Epigenetic mechanisms contribute to dysregulation of innate and adaptive immune responses in SLE. Reduced CpG DNA methylation at IL10 and IL13 regulatory regions allow for increased gene expression. STAT3 recruits to IL10 regulatory elements in the proximal promoter and an intrinsic enhancer. At these elements, STAT3 co-recruits the transcriptional co-activator p300 which has histone acetylase activity and supports chromatin decompaction through H3K18ac and increased gene expression.

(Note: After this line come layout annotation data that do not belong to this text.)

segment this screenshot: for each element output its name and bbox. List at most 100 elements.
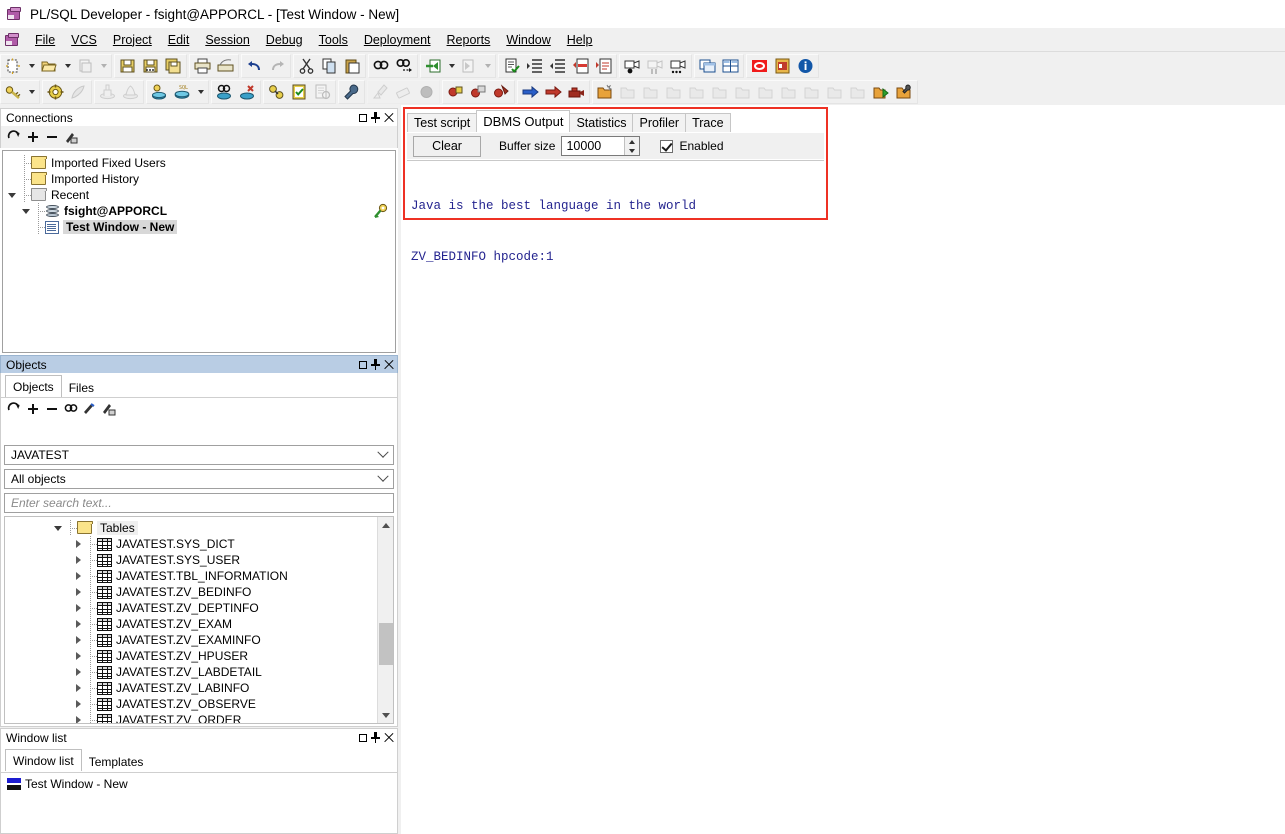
open-folder-dropdown-caret[interactable] [61, 55, 74, 77]
tree-item-table[interactable]: JAVATEST.ZV_EXAMINFO [5, 632, 376, 648]
tree-item-table[interactable]: JAVATEST.ZV_EXAM [5, 616, 376, 632]
indent-icon[interactable] [523, 55, 546, 77]
tree-item-table[interactable]: JAVATEST.SYS_DICT [5, 536, 376, 552]
execute-icon[interactable] [500, 55, 523, 77]
tree-item-table[interactable]: JAVATEST.SYS_USER [5, 552, 376, 568]
object-type-select[interactable]: All objects [4, 469, 394, 489]
tab-statistics[interactable]: Statistics [569, 113, 634, 132]
tree-item-connection[interactable]: fsight@APPORCL [3, 203, 395, 219]
open-folder-icon[interactable] [38, 55, 61, 77]
settings-gear-icon[interactable] [44, 81, 67, 103]
menu-help[interactable]: Help [559, 30, 601, 50]
project-g-icon[interactable] [755, 81, 778, 103]
chevron-right-icon[interactable] [71, 536, 85, 552]
save-as-icon[interactable] [139, 55, 162, 77]
scrollbar-thumb[interactable] [379, 623, 393, 665]
buffer-size-increment-button[interactable] [625, 137, 640, 146]
add-icon[interactable] [24, 400, 42, 418]
enabled-checkbox-row[interactable]: Enabled [660, 139, 724, 153]
pin-icon[interactable] [369, 358, 382, 372]
sql-window-dropdown-caret[interactable] [194, 81, 207, 103]
play-macro-icon[interactable] [667, 55, 690, 77]
user-objects-icon[interactable] [100, 400, 118, 418]
menu-project[interactable]: Project [105, 30, 160, 50]
schema-select[interactable]: JAVATEST [4, 445, 394, 465]
buffer-size-stepper[interactable]: 10000 [561, 136, 641, 156]
refresh-icon[interactable] [5, 128, 23, 146]
print-icon[interactable] [191, 55, 214, 77]
chevron-right-icon[interactable] [71, 696, 85, 712]
chevron-right-icon[interactable] [71, 584, 85, 600]
menu-session[interactable]: Session [197, 30, 257, 50]
export-icon[interactable] [119, 81, 142, 103]
find-next-icon[interactable] [393, 55, 416, 77]
tree-item-table[interactable]: JAVATEST.ZV_ORDER [5, 712, 376, 723]
tab-trace[interactable]: Trace [685, 113, 731, 132]
report-icon[interactable] [311, 81, 334, 103]
project-e-icon[interactable] [709, 81, 732, 103]
find-icon[interactable] [62, 400, 80, 418]
undo-icon[interactable] [243, 55, 266, 77]
objects-tree-scrollbar[interactable] [377, 517, 393, 723]
breakpoints-icon[interactable] [467, 81, 490, 103]
chevron-right-icon[interactable] [71, 712, 85, 723]
back-icon[interactable] [422, 55, 445, 77]
restore-icon[interactable] [356, 358, 369, 372]
scroll-up-button[interactable] [378, 517, 393, 533]
tree-item-table[interactable]: JAVATEST.ZV_OBSERVE [5, 696, 376, 712]
chevron-down-icon[interactable] [19, 203, 33, 219]
chevron-down-icon[interactable] [373, 470, 393, 488]
key-icon[interactable] [2, 81, 25, 103]
tab-test-script[interactable]: Test script [407, 113, 478, 132]
project-j-icon[interactable] [824, 81, 847, 103]
test-window-icon[interactable] [265, 81, 288, 103]
project-run-icon[interactable] [870, 81, 893, 103]
tab-templates[interactable]: Templates [80, 751, 152, 771]
project-a-icon[interactable] [617, 81, 640, 103]
eraser-icon[interactable] [392, 81, 415, 103]
menu-vcs[interactable]: VCS [63, 30, 105, 50]
tab-profiler[interactable]: Profiler [632, 113, 687, 132]
menu-file[interactable]: File [27, 30, 63, 50]
remove-icon[interactable] [43, 400, 61, 418]
connections-tree[interactable]: Imported Fixed Users Imported History Re… [2, 150, 396, 353]
project-h-icon[interactable] [778, 81, 801, 103]
key-dropdown-caret[interactable] [25, 81, 38, 103]
tree-item-table[interactable]: JAVATEST.ZV_HPUSER [5, 648, 376, 664]
check-list-icon[interactable] [288, 81, 311, 103]
menu-window[interactable]: Window [498, 30, 558, 50]
save-all-icon[interactable] [162, 55, 185, 77]
close-icon[interactable] [382, 358, 395, 372]
open-project-icon[interactable] [594, 81, 617, 103]
system-menu-icon[interactable] [4, 32, 21, 48]
refresh-icon[interactable] [5, 400, 23, 418]
new-sql-window-icon[interactable] [148, 81, 171, 103]
cascade-windows-icon[interactable] [696, 55, 719, 77]
close-icon[interactable] [382, 111, 395, 125]
project-settings-icon[interactable] [893, 81, 916, 103]
tree-item-test-window[interactable]: Test Window - New [3, 219, 395, 235]
stop-icon[interactable] [415, 81, 438, 103]
pin-icon[interactable] [369, 731, 382, 745]
dbms-output-text-area[interactable]: Java is the best language in the world Z… [407, 160, 824, 264]
chevron-right-icon[interactable] [71, 600, 85, 616]
oracle-icon[interactable] [748, 55, 771, 77]
restore-icon[interactable] [356, 111, 369, 125]
project-f-icon[interactable] [732, 81, 755, 103]
outdent-icon[interactable] [546, 55, 569, 77]
chevron-right-icon[interactable] [71, 664, 85, 680]
project-d-icon[interactable] [686, 81, 709, 103]
menu-reports[interactable]: Reports [439, 30, 499, 50]
tree-item-table[interactable]: JAVATEST.ZV_LABDETAIL [5, 664, 376, 680]
broom-icon[interactable] [369, 81, 392, 103]
edit-user-icon[interactable] [62, 128, 80, 146]
tab-objects[interactable]: Objects [5, 375, 62, 397]
close-db-object-icon[interactable] [236, 81, 259, 103]
menu-edit[interactable]: Edit [160, 30, 198, 50]
record-macro-icon[interactable] [621, 55, 644, 77]
forward-icon[interactable] [458, 55, 481, 77]
break-all-icon[interactable] [490, 81, 513, 103]
uncomment-icon[interactable] [592, 55, 615, 77]
tab-window-list[interactable]: Window list [5, 749, 82, 771]
tree-item-table[interactable]: JAVATEST.ZV_LABINFO [5, 680, 376, 696]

Increased IL-10 expression in T cells promotes B cell activity in SLE, while not affecting effector T cells (likely due to reduced IL-10 receptor expression on T cells from SLE patients). The transcription factor cAMP response element mediator (CREM)α promotes effector T cells in SLE. It induces H3K18 acetylation and CpG DNA demethylation across the IL17 gene cluster while recruiting DNMT3 to the IL2 locus instructing DNA methylation. Furthermore, CREMα co-recruits histone deacetylase (HDAC)1 to the IL2 gene, which results in decreased H3K18ac and stable gene silencing. Furthermore, B and T cells are stimulated by increased type I IFN (IFN-α and –β) expression in dendritic cells and neutrophils. Neutrophils exhibit reduced CpG DNA methylation of type I IFNs and associated genes. Dendritic cells are primed for type I IFN release through stimulation of endosomal TLR9 through augmented NETosis of neutrophils. Neutrophils from SLE patients release hypomethylated DNA, which binds to TLR9 more potently when compared to methylated DNA.